Wie werden die Nutzer durch das EU-Verbraucherrecht geschützt? Die Mitgliedstaaten sollten dafür sorgen, dass Verbraucher gut vor unlauteren Geschäftspraktiken geschützt werden, ohne dass unverhältnismäßige Pflichten für Privatpersonen entstehen, die nur gelegentlich Dienstleistungen erbringen.

Wann liegt ein Arbeitsverhältnis vor? Das Arbeitsrecht liegt überwiegend in der Zuständigkeit der Mitgliedstaaten und wird durch EU-Mindestsozialstandards und die EU-Rechtsprechung ergänzt. Die Mitgliedstaaten könnten bei der Entscheidung, ob jemand als Beschäftigter einer Plattform gilt, möglicherweise Kriterien wie das Vorliegen eines Abhängigkeitsverhältnisses, die Art der Arbeit und die Frage der Entlohnung heranziehen.

Welche Steuervorschriften finden Anwendung? Wie andere Marktteilnehmer auch müssen Dienstleistungsanbieter und Plattformen der kollaborativen Wirtschaft Steuern zahlen. Dabei handelt es sich um Einkommen-, Körperschaft- und Mehrwertsteuer. Die Mitgliedstaaten sind aufgerufen, die Anwendung der Steuervorschriften in der kollaborativen Wirtschaft weiter zu vereinfachen und klarer zu gestalten. Die Plattformen der kollaborativen Wirtschaft sollten uneingeschränkt mit den nationalen Behörden kooperieren, um Wirtschaftstätigkeiten zu erfassen und die Steuererhebung zu erleichtern.

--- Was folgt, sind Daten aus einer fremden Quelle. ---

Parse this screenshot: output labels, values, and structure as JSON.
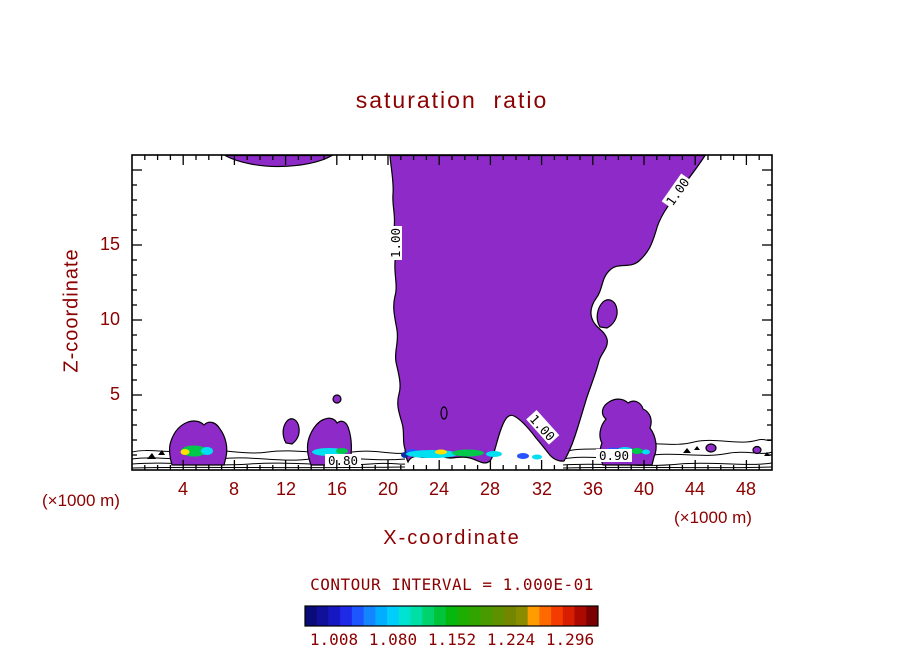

In der Mitteilung werden die EU-Mitgliedstaaten aufgefordert, die bestehenden Rechtsvorschriften im Sinne der Leitlinien zu prüfen und gegebenenfalls zu ändern. Die Kommission will das sich rasch ändernde rechtliche Umfeld und die wirtschaftlichen Entwicklungen überwachen. Sie will Veränderungen der Preise und der Qualität der Dienstleistungen verfolgen sowie mögliche Hindernisse und Probleme aufzeigen, die auf voneinander abweichende nationale Regelungen oder Regelungslücken zurückgehen.